The GP did not even mention going to see a psychologist because she knows it does not help me. She knows that no amount of anxiety meds or anti-depressants will help me. I have tried it all before. I mentioned to her about my sensitive skin and something so simple as water can make my face slightly burn and has taken that into consideration also.

Lets all hope that something does show in my blood tests!!!!!
 

Nicholas

Well-known member
I never understood why are people ashamed of blushing. I´d be happy if I could blush, I look always so deadly pale.

It's not just "blushing" like normal people do, but more like "erythrophobia". The fear of blushing makes you blush, it's a cycle, like a panic attack. It soon becomes an anxiety problem, and it gets out of control. When it's out of control you can blush while talking with anyone. A guy might blush while talking with a nun, a priest, a child, his neighbor, his daughter... is that still cute? That's why it generates so much anxiety, it's a phobia.
I really don't think they'll find anything wrong in your blood. I'm convinced it's neurological. I guess we should cure it and see it just like a panic attack.
I don't blush, but I get sweating attacks and I feel hot all of a sudden, as if I was blushing. The problem is that hyperhidrosis makes things complicated for me. Anyway, I'll try to understand more about this... Don't be depressed, take care.
 

Ihateit

Well-known member
Redphone:
You mentioned about the CBT etc, which I have already tried with no success. I would not reject another offer of going again if that is what my GP wanted, but she is aware of my experience with the mental health service and that it did not help me. That is not a bad word against the mental health service because they did and do try their best to help people. But sometimes it just doesn't help even when you take the sessions very seriously.
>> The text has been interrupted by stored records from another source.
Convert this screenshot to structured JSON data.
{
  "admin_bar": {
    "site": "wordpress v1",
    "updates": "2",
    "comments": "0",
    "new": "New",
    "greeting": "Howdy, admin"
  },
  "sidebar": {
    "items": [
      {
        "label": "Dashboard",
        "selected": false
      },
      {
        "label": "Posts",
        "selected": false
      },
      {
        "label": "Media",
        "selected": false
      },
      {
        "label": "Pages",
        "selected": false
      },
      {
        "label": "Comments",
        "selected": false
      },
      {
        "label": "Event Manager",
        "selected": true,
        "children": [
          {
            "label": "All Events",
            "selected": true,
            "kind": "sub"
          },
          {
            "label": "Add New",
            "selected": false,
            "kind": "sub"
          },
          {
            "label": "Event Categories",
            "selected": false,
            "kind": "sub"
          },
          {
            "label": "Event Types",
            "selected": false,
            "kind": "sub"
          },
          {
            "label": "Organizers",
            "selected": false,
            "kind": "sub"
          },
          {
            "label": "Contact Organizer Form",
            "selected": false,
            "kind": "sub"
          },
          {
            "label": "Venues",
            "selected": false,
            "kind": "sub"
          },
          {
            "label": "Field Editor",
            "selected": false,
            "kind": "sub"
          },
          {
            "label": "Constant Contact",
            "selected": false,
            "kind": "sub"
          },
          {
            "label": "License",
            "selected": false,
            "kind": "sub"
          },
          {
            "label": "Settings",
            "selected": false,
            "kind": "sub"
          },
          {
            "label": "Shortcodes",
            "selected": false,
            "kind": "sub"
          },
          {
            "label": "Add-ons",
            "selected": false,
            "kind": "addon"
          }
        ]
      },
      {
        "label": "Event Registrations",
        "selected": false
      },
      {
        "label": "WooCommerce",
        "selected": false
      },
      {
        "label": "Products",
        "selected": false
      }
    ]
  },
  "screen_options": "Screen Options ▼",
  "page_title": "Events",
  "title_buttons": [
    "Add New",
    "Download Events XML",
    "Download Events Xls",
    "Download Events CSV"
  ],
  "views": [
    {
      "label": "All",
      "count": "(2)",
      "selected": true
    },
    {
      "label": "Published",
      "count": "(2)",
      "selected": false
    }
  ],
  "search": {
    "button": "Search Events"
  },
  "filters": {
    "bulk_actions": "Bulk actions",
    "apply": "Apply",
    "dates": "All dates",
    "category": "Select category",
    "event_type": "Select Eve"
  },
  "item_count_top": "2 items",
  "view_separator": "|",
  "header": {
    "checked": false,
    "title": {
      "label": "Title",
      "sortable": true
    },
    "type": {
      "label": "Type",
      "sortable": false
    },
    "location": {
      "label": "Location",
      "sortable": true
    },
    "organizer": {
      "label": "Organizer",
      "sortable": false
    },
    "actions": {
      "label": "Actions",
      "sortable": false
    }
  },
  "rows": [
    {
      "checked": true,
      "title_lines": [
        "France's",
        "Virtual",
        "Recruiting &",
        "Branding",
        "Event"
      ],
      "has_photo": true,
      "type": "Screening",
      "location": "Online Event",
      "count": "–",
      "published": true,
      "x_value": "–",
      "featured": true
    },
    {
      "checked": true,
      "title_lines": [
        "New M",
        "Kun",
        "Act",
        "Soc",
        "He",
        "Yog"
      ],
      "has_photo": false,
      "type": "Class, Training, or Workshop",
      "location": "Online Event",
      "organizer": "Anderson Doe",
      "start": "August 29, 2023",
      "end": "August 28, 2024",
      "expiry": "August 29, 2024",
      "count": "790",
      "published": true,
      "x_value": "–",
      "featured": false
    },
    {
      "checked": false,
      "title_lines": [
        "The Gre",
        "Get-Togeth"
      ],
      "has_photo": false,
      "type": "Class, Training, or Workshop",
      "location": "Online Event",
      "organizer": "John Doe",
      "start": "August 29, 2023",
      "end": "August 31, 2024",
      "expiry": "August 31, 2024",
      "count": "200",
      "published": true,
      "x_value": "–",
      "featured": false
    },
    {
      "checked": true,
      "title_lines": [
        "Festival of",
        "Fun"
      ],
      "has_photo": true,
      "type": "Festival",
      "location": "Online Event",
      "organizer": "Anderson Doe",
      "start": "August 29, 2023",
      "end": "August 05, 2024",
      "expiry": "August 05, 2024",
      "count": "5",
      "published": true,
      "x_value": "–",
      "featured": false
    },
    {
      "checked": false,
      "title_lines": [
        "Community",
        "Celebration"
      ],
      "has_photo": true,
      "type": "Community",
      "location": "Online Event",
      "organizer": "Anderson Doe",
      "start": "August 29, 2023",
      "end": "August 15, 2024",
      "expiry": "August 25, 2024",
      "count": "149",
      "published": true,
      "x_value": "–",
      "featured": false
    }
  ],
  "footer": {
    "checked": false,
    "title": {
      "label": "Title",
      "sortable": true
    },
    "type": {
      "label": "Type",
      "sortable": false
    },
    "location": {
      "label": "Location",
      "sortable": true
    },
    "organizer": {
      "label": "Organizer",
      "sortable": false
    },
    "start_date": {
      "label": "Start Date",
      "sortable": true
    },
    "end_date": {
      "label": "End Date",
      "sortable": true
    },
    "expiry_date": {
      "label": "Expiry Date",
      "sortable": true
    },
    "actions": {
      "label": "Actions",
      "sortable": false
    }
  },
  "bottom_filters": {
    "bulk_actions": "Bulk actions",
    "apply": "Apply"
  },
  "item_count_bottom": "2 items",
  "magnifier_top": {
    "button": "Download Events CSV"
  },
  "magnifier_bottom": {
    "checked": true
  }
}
I did not mention to my GP about my self harm, I was scared that she would arrange for me to be taken somewhere and that my parents would find out. Sometimes I see my self harm as a minor issue because when I cut my arm, it's not deep cuts it is more like several scratches that bleed then turn into scabs.

I remember years ago I tried talking to my friend about my problems, she just kind of laughed it of saying you are you and thats what people like about you. How the hell can people like me for going red, and by being this shy person. My friends and family are not educated in things like this, they have no idea, I cannot blame them for that. I just wish they would realise that I am not well, that I am having a lot of problems. I can't tell them, I am not close to anyone enough now to tell them. If the worst comes to the worst I rather just be by myself and not take part in what there is of life. What would be the point.

I feel like I am days away from quitting my job. Just days.